Plajda okuldaki erkek arkadaşlarıyla deve güreşi oynadıkları için iffetlerini kaybettiklerine inanan akrabalarının muhafazakâr baskılarına karşı gelerek, tek bedenmiş gibi beraber hareket eden beş kız kardeşin yazgısı, görücü usulü evliliklerle değişir.

Kız kardeşlerin her hareketinde cinsellik gören, kadınlara muhafazakâr bakış açısının altını çizmek için filmde, TV’den gelen seste Bülent Arınç’ın kadın kahkahası üzerine yaptığı yorumları izleriz.

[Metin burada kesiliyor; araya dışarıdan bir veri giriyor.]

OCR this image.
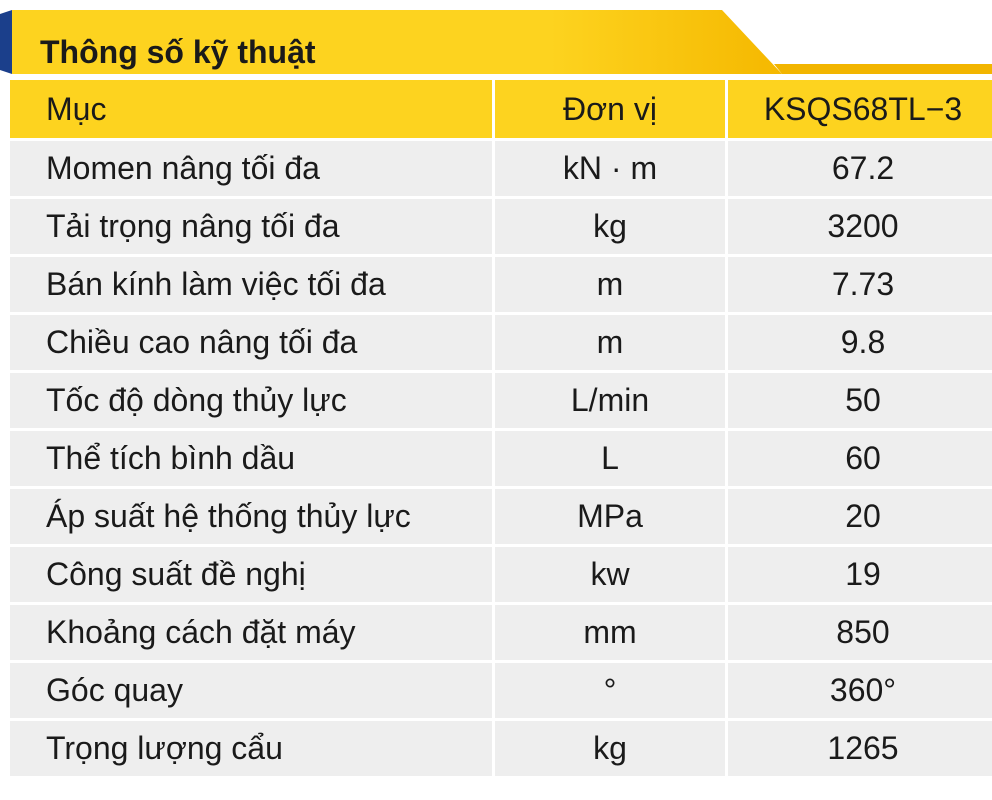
Thông số kỹ thuật
Mục	Đơn vị	KSQS68TL−3
Momen nâng tối đa	kN · m	67.2
Tải trọng nâng tối đa	kg	3200
Bán kính làm việc tối đa	m	7.73
Chiều cao nâng tối đa	m	9.8
Tốc độ dòng thủy lực	L/min	50
Thể tích bình dầu	L	60
Áp suất hệ thống thủy lực	MPa	20
Công suất đề nghị	kw	19
Khoảng cách đặt máy	mm	850
Góc quay	°	360°
Trọng lượng cẩu	kg	1265
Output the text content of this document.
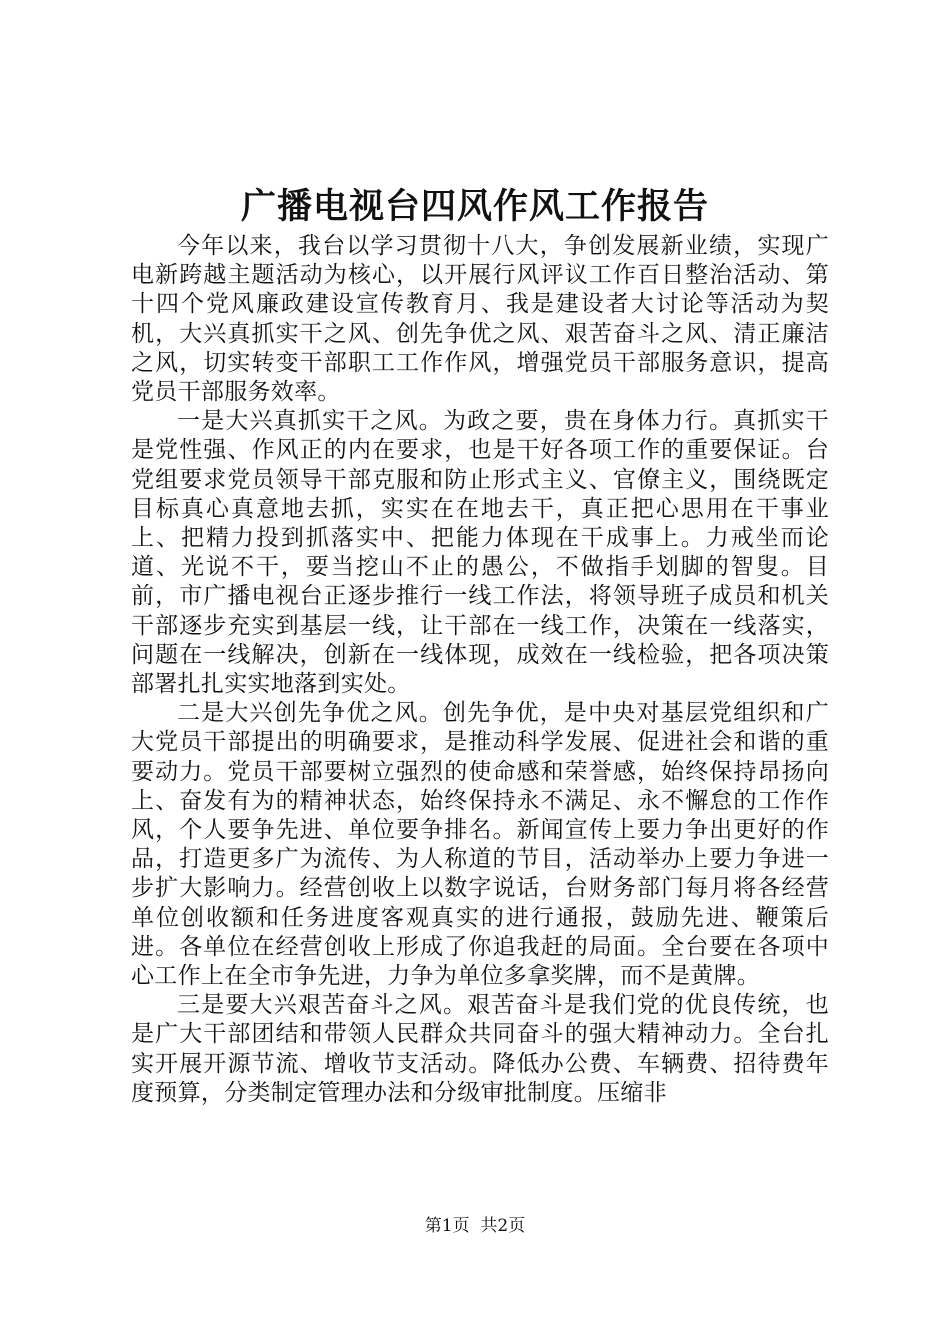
广播电视台四风作风工作报告

今年以来，我台以学习贯彻十八大，争创发展新业绩，实现广电新跨越主题活动为核心，以开展行风评议工作百日整治活动、第十四个党风廉政建设宣传教育月、我是建设者大讨论等活动为契机，大兴真抓实干之风、创先争优之风、艰苦奋斗之风、清正廉洁之风，切实转变干部职工工作作风，增强党员干部服务意识，提高党员干部服务效率。

一是大兴真抓实干之风。为政之要，贵在身体力行。真抓实干是党性强、作风正的内在要求，也是干好各项工作的重要保证。台党组要求党员领导干部克服和防止形式主义、官僚主义，围绕既定目标真心真意地去抓，实实在在地去干，真正把心思用在干事业上、把精力投到抓落实中、把能力体现在干成事上。力戒坐而论道、光说不干，要当挖山不止的愚公，不做指手划脚的智叟。目前，市广播电视台正逐步推行一线工作法，将领导班子成员和机关干部逐步充实到基层一线，让干部在一线工作，决策在一线落实，问题在一线解决，创新在一线体现，成效在一线检验，把各项决策部署扎扎实实地落到实处。

二是大兴创先争优之风。创先争优，是中央对基层党组织和广大党员干部提出的明确要求，是推动科学发展、促进社会和谐的重要动力。党员干部要树立强烈的使命感和荣誉感，始终保持昂扬向上、奋发有为的精神状态，始终保持永不满足、永不懈怠的工作作风，个人要争先进、单位要争排名。新闻宣传上要力争出更好的作品，打造更多广为流传、为人称道的节目，活动举办上要力争进一步扩大影响力。经营创收上以数字说话，台财务部门每月将各经营单位创收额和任务进度客观真实的进行通报，鼓励先进、鞭策后进。各单位在经营创收上形成了你追我赶的局面。全台要在各项中心工作上在全市争先进，力争为单位多拿奖牌，而不是黄牌。

三是要大兴艰苦奋斗之风。艰苦奋斗是我们党的优良传统，也是广大干部团结和带领人民群众共同奋斗的强大精神动力。全台扎实开展开源节流、增收节支活动。降低办公费、车辆费、招待费年度预算，分类制定管理办法和分级审批制度。压缩非

第1页 共2页
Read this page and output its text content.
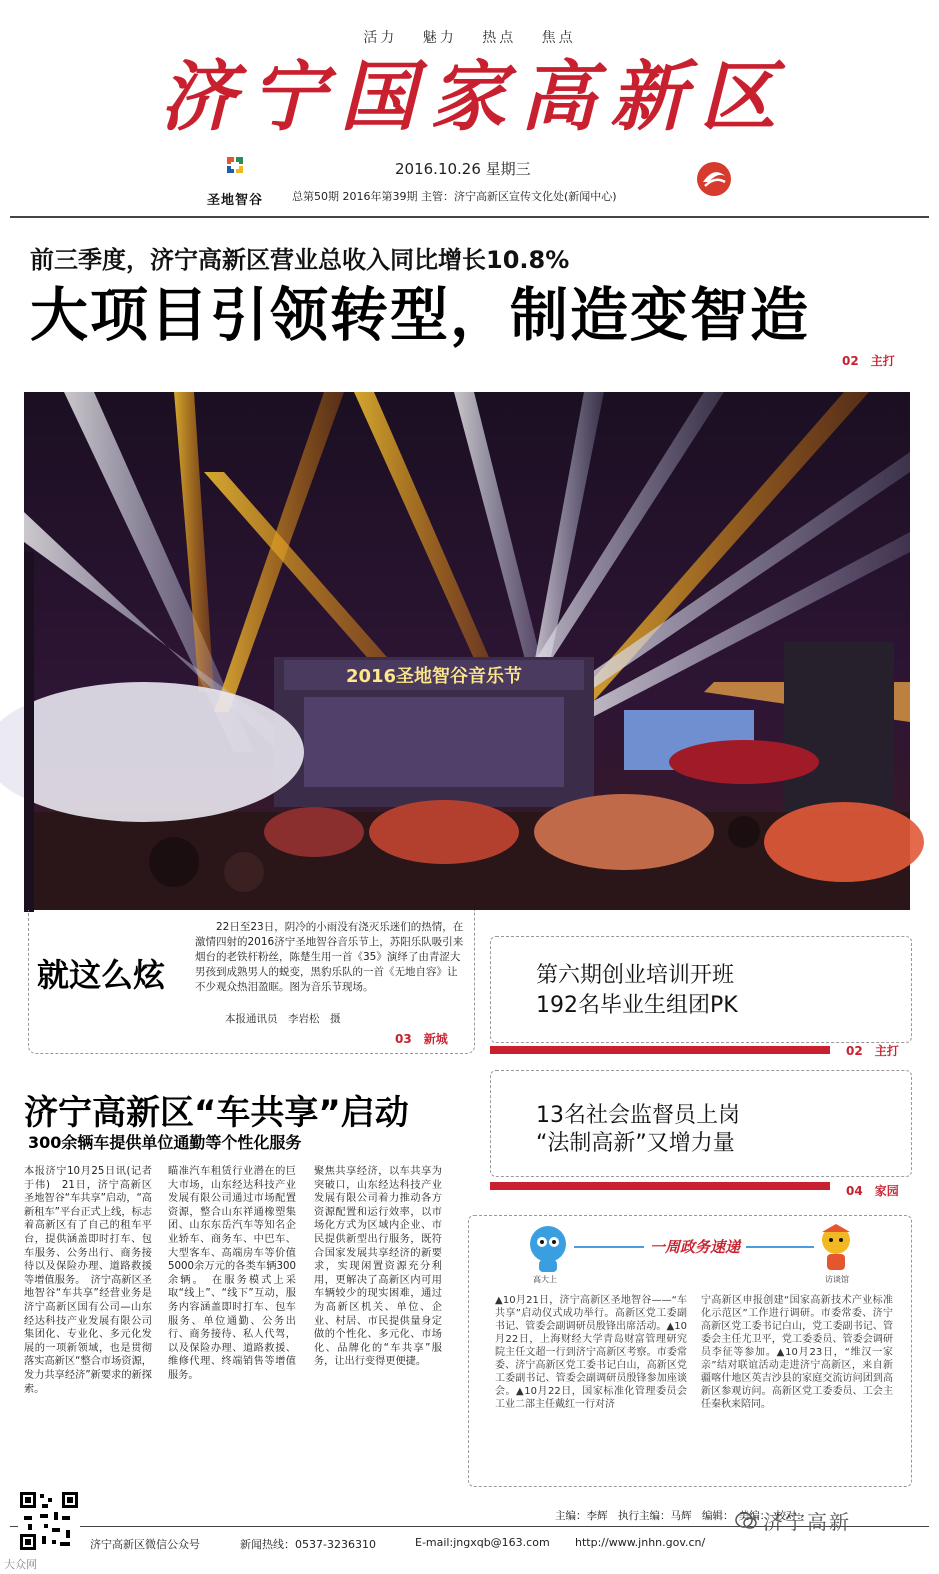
活力 魅力 热点 焦点
济宁国家高新区
圣地智谷
2016.10.26 星期三
总第50期 2016年第39期 主管：济宁高新区宣传文化处(新闻中心)
前三季度，济宁高新区营业总收入同比增长10.8%
大项目引领转型，制造变智造
02　主打
2016圣地智谷音乐节
就这么炫
22日至23日，阴冷的小雨没有浇灭乐迷们的热情，在激情四射的2016济宁圣地智谷音乐节上，苏阳乐队吸引来烟台的老铁杆粉丝，陈楚生用一首《35》演绎了由青涩大男孩到成熟男人的蜕变，黑豹乐队的一首《无地自容》让不少观众热泪盈眶。图为音乐节现场。
本报通讯员　李岩松　摄
03　新城
第六期创业培训开班
192名毕业生组团PK
02　主打
13名社会监督员上岗
“法制高新”又增力量
04　家园
济宁高新区“车共享”启动
300余辆车提供单位通勤等个性化服务
本报济宁10月25日讯(记者　于伟)　21日，济宁高新区圣地智谷“车共享”启动，“高新租车”平台正式上线，标志着高新区有了自己的租车平台，提供涵盖即时打车、包车服务、公务出行、商务接待以及保险办理、道路救援等增值服务。　济宁高新区圣地智谷“车共享”经营业务是济宁高新区国有公司—山东经达科技产业发展有限公司集团化、专业化、多元化发展的一项新领域，也是贯彻落实高新区“整合市场资源，发力共享经济”新要求的新探索。
瞄准汽车租赁行业潜在的巨大市场，山东经达科技产业发展有限公司通过市场配置资源，整合山东祥通橡塑集团、山东东岳汽车等知名企业轿车、商务车、中巴车、大型客车、高端房车等价值5000余万元的各类车辆300余辆。　在服务模式上采取“线上”、“线下”互动，服务内容涵盖即时打车、包车服务、单位通勤、公务出行、商务接待、私人代驾，以及保险办理、道路救援、维修代理、终端销售等增值服务。
聚焦共享经济，以车共享为突破口，山东经达科技产业发展有限公司着力推动各方资源配置和运行效率，以市场化方式为区域内企业、市民提供新型出行服务，既符合国家发展共享经济的新要求，实现闲置资源充分利用，更解决了高新区内可用车辆较少的现实困难，通过为高新区机关、单位、企业、村居、市民提供量身定做的个性化、多元化、市场化、品牌化的“车共享”服务，让出行变得更便捷。
高大上
一周政务速递
访谈馆
▲10月21日，济宁高新区圣地智谷——“车共享”启动仪式成功举行。高新区党工委副书记、管委会副调研员殷锋出席活动。▲10月22日，上海财经大学青岛财富管理研究院主任文超一行到济宁高新区考察。市委常委、济宁高新区党工委书记白山，高新区党工委副书记、管委会副调研员殷锋参加座谈会。▲10月22日，国家标准化管理委员会工业二部主任戴红一行对济
宁高新区申报创建“国家高新技术产业标准化示范区”工作进行调研。市委常委、济宁高新区党工委书记白山，党工委副书记、管委会主任尤卫平，党工委委员、管委会调研员李征等参加。▲10月23日，“维汉一家亲”结对联谊活动走进济宁高新区，来自新疆喀什地区英吉沙县的家庭交流访问团到高新区参观访问。高新区党工委委员、工会主任秦秋来陪同。
主编：李辉　执行主编：马辉　编辑：　美编：　校对：
济宁高新区微信公众号	新闻热线：0537-3236310	E-mail:jngxqb@163.com http://www.jnhn.gov.cn/
济宁高新
大众网
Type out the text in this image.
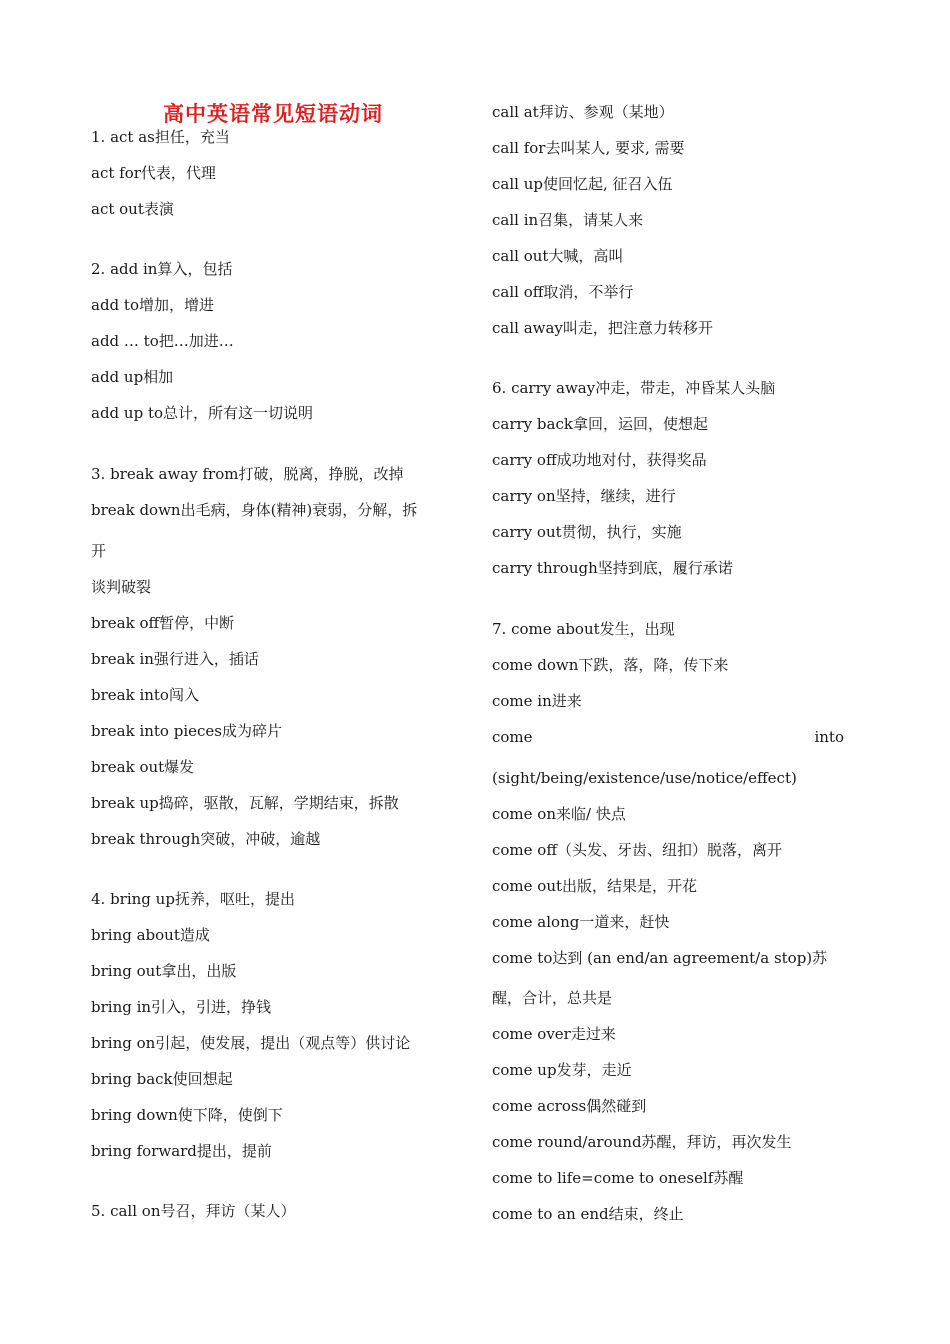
高中英语常见短语动词
1. act as担任，充当
act for代表，代理
act out表演
2. add in算入，包括
add to增加，增进
add … to把…加进…
add up相加
add up to总计，所有这一切说明
3. break away from打破，脱离，挣脱，改掉
break down出毛病，身体(精神)衰弱，分解，拆
开
谈判破裂
break off暂停，中断
break in强行进入，插话
break into闯入
break into pieces成为碎片
break out爆发
break up捣碎，驱散，瓦解，学期结束，拆散
break through突破，冲破，逾越
4. bring up抚养，呕吐，提出
bring about造成
bring out拿出，出版
bring in引入，引进，挣钱
bring on引起，使发展，提出（观点等）供讨论
bring back使回想起
bring down使下降，使倒下
bring forward提出，提前
5. call on号召，拜访（某人）
come	into
call at拜访、参观（某地）
call for去叫某人, 要求, 需要
call up使回忆起, 征召入伍
call in召集，请某人来
call out大喊，高叫
call off取消，不举行
call away叫走，把注意力转移开
6. carry away冲走，带走，冲昏某人头脑
carry back拿回，运回，使想起
carry off成功地对付，获得奖品
carry on坚持，继续，进行
carry out贯彻，执行，实施
carry through坚持到底，履行承诺
7. come about发生，出现
come down下跌，落，降，传下来
come in进来
(sight/being/existence/use/notice/effect)
come on来临/ 快点
come off（头发、牙齿、纽扣）脱落，离开
come out出版，结果是，开花
come along一道来，赶快
come to达到 (an end/an agreement/a stop)苏
醒，合计，总共是
come over走过来
come up发芽，走近
come across偶然碰到
come round/around苏醒，拜访，再次发生
come to life=come to oneself苏醒
come to an end结束，终止
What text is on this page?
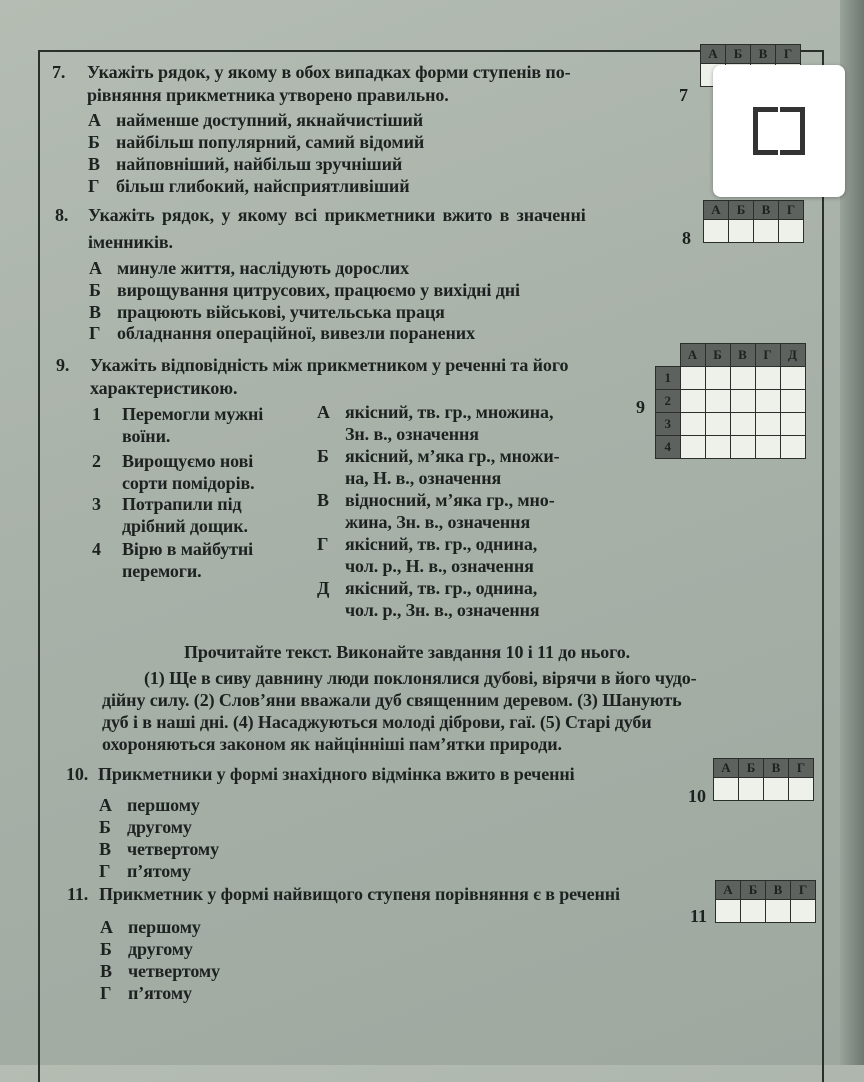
7. Укажіть рядок, у якому в обох випадках форми ступенів по-
рівняння прикметника утворено правильно.
А найменше доступний, якнайчистіший
Б найбільш популярний, самий відомий
В найповніший, найбільш зручніший
Г більш глибокий, найсприятливіший
А минуле життя, наслідують дорослих
Б вирощування цитрусових, працюємо у вихідні дні
В працюють військові, учительська праця
Г обладнання операційної, вивезли поранених
7
А	Б	В	Г

8. Укажіть рядок, у якому всі прикметники вжито в значенні
іменників.	8
А	Б	В	Г

9. Укажіть відповідність між прикметником у реченні та його
характеристикою.
9
	А	Б	В	Г	Д
1					
2					
3					
4					
1 Перемогли мужні
воїни.
2 Вирощуємо нові
сорти помідорів.
3 Потрапили під
дрібний дощик.
4 Вірю в майбутні
перемоги.
А якісний, тв. гр., множина,
Зн. в., означення
Б якісний, м’яка гр., множи-
на, Н. в., означення
В відносний, м’яка гр., мно-
жина, Зн. в., означення
Г якісний, тв. гр., однина,
чол. р., Н. в., означення
Д якісний, тв. гр., однина,
чол. р., Зн. в., означення
Прочитайте текст. Виконайте завдання 10 і 11 до нього.
(1) Ще в сиву давнину люди поклонялися дубові, вірячи в його чудо-
дійну силу. (2) Слов’яни вважали дуб священним деревом. (3) Шанують
дуб і в наші дні. (4) Насаджуються молоді діброви, гаї. (5) Старі дуби
охороняються законом як найцінніші пам’ятки природи.
10. Прикметники у формі знахідного відмінка вжито в реченні
10
А	Б	В	Г

11. Прикметник у формі найвищого ступеня порівняння є в реченні
11
А	Б	В	Г

А першому
Б другому
В четвертому
Г п’ятому
А першому
Б другому
В четвертому
Г п’ятому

Baskı altında tutulan, ikisi enseste zorlanan genç kızların tam bir dramla biteceği sanılan öyküsü, yarı mutlu bir sonla noktalanıyor. Deniz Gamze Ergüven’in her şeye rağmen iyimserliğini koruması, geleceğe umutla bakan iki kahramanına yeni ufuklar açması filmin artı puanı.

Toplum baskısına karşı kendi naif yöntemleriyle direnmeye çalışan, özgürleşme peşindeki beş genç kızı perdede, ilk defa kamera arkasına geçen beş genç oyuncu canlandırıyor.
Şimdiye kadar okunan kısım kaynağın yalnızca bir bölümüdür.